Siroos Mirzaei, of the Institute of Nuclear Medicine at Wilhelminenspital, Vienna, and three other doctors from Texas, wrote to the British Medical Journal last year, arguing that breast removal to prevent cancer should be a last resort. "We do not recommend prophylactic mastectomy, because with new developments in the field of mammosonography and new devices such as the Mammotome [which enables a precise biopsy of suspected breast lesions] and nuclear medicine techniques, the detection of breast cancer in its early stages is becoming increasingly possible," says Mirzaei.
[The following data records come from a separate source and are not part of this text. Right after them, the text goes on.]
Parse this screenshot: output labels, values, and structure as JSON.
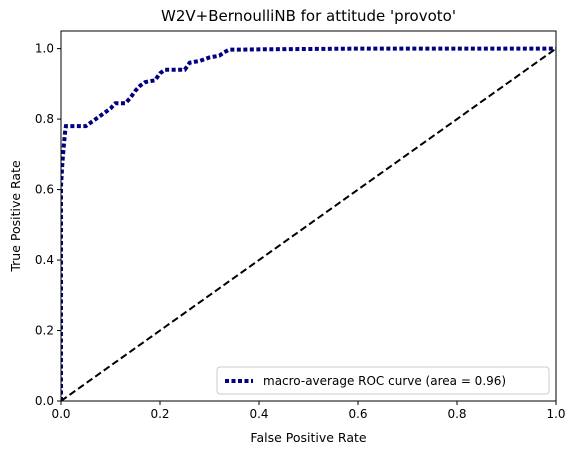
{
  "chart_data": {
    "type": "line",
    "title": "W2V+BernoulliNB for attitude 'provoto'",
    "xlabel": "False Positive Rate",
    "ylabel": "True Positive Rate",
    "xlim": [
      0.0,
      1.0
    ],
    "ylim": [
      0.0,
      1.05
    ],
    "xticks": [
      "0.0",
      "0.2",
      "0.4",
      "0.6",
      "0.8",
      "1.0"
    ],
    "yticks": [
      "0.0",
      "0.2",
      "0.4",
      "0.6",
      "0.8",
      "1.0"
    ],
    "grid": false,
    "legend": {
      "placement": "lower-right"
    },
    "series": [
      {
        "name": "macro-average ROC curve (area = 0.96)",
        "color": "#000080",
        "style": "dotted",
        "x": [
          0.0,
          0.0,
          0.003,
          0.006,
          0.008,
          0.01,
          0.02,
          0.03,
          0.05,
          0.06,
          0.07,
          0.08,
          0.09,
          0.1,
          0.11,
          0.13,
          0.14,
          0.15,
          0.16,
          0.17,
          0.19,
          0.2,
          0.21,
          0.23,
          0.25,
          0.26,
          0.28,
          0.3,
          0.32,
          0.33,
          0.34,
          0.36,
          0.4,
          0.5,
          0.6,
          0.7,
          0.8,
          0.9,
          1.0
        ],
        "y": [
          0.0,
          0.61,
          0.68,
          0.73,
          0.76,
          0.78,
          0.78,
          0.78,
          0.78,
          0.79,
          0.8,
          0.81,
          0.82,
          0.83,
          0.845,
          0.845,
          0.86,
          0.88,
          0.895,
          0.905,
          0.91,
          0.93,
          0.94,
          0.94,
          0.94,
          0.96,
          0.965,
          0.975,
          0.98,
          0.99,
          0.997,
          0.997,
          0.998,
          0.999,
          1.0,
          1.0,
          1.0,
          1.0,
          1.0
        ]
      },
      {
        "name": "",
        "color": "#000000",
        "style": "dashed",
        "x": [
          0.0,
          1.0
        ],
        "y": [
          0.0,
          1.0
        ]
      }
    ]
  }
}
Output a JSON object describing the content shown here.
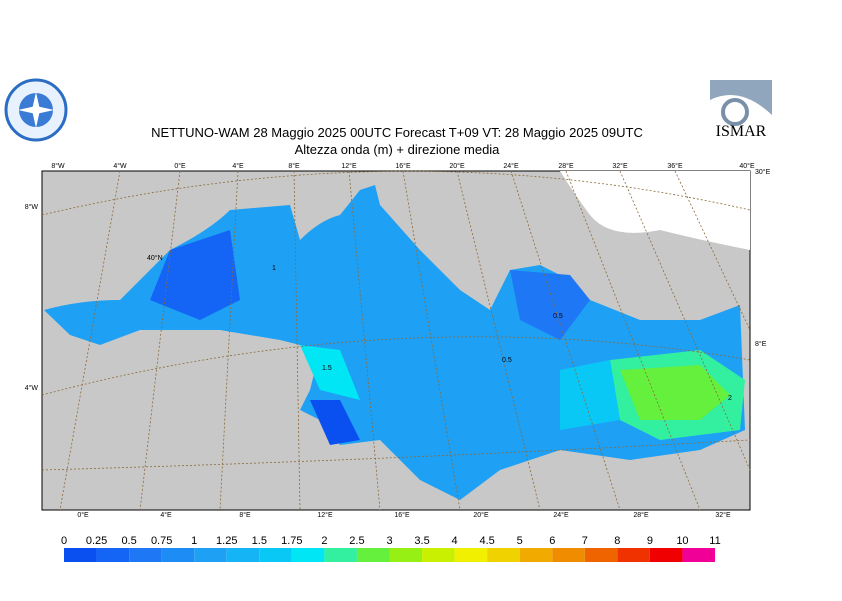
{
  "header": {
    "title": "NETTUNO-WAM  28   Maggio  2025 00UTC Forecast T+09 VT: 28   Maggio  2025 09UTC",
    "subtitle": "Altezza onda (m) + direzione media",
    "logo_right": "ISMAR"
  },
  "map": {
    "top_labels": [
      "8°W",
      "4°W",
      "0°E",
      "4°E",
      "8°E",
      "12°E",
      "16°E",
      "20°E",
      "24°E",
      "28°E",
      "32°E",
      "36°E",
      "40°E"
    ],
    "bottom_labels": [
      "0°E",
      "4°E",
      "8°E",
      "12°E",
      "16°E",
      "20°E",
      "24°E",
      "28°E",
      "32°E"
    ],
    "left_labels": [
      "8°W",
      "4°W"
    ],
    "right_labels": [
      "30°E",
      "8°E"
    ],
    "lat_label": "40°N",
    "contour_labels": [
      "1",
      "1.5",
      "0.5",
      "0.5",
      "2"
    ]
  },
  "colorbar": {
    "labels": [
      "0",
      "0.25",
      "0.5",
      "0.75",
      "1",
      "1.25",
      "1.5",
      "1.75",
      "2",
      "2.5",
      "3",
      "3.5",
      "4",
      "4.5",
      "5",
      "6",
      "7",
      "8",
      "9",
      "10",
      "11"
    ],
    "colors": [
      "#0a4ff0",
      "#1464f5",
      "#1e78f5",
      "#1e8cf5",
      "#1ea0f5",
      "#14b4f5",
      "#0ac8f5",
      "#00e6f5",
      "#32f0a0",
      "#64f03c",
      "#96f014",
      "#c8f000",
      "#f0f000",
      "#f0d200",
      "#f0aa00",
      "#f08c00",
      "#f06400",
      "#f03200",
      "#f00000",
      "#f00096"
    ]
  }
}
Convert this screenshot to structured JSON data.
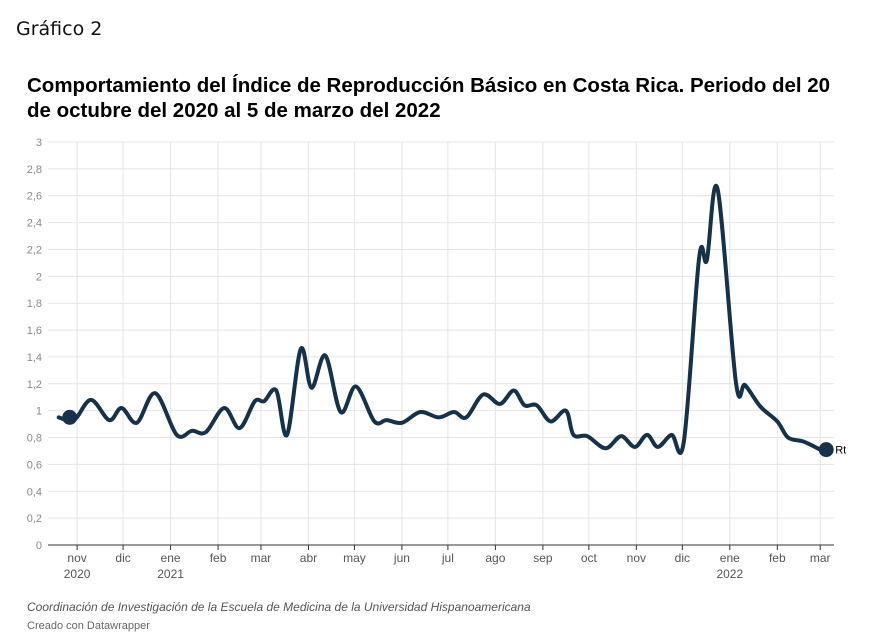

"Greater efforts should be taken to find new techniques as an alternative to prophylactic surgery, especially in young women who are often faced with this serious decision."
Unfortunately, regular trips to Vienna or the US are not an option for most. Michelle Barclay says the latest screening technology is very expensive and will not be quickly available to those who rely on the NHS. On the other hand, "Breast surgery is very expensive too," she says - and not only the removal, but also reconstruction and aftercare.
In the meantime, those women in families with a history of breast or ovarian cancer need the best possible information and support to deal with what has become one of the 21st century's greatest dreads. Gerald Gui, consultant breast surgeon at the Royal Marsden hospital in London, says it is "a very difficult area for both clinicians and their patients".
He recommends that women with a family history of the disease should consult a multidisciplinary team of experts before they make up their minds - geneticists, psychologists, specialist nurse counsellors, specialist surgeons. And because the condition is rare - affecting only 5% of women - they should be cared for in specialist centres where all of this help is available. Surgery, if it is the final choice - and Gui is at pains to point out that it is not always the right choice for everyone - should be carried out "by specialist surgeons who have the experience and the understanding of the condition and problems that arise".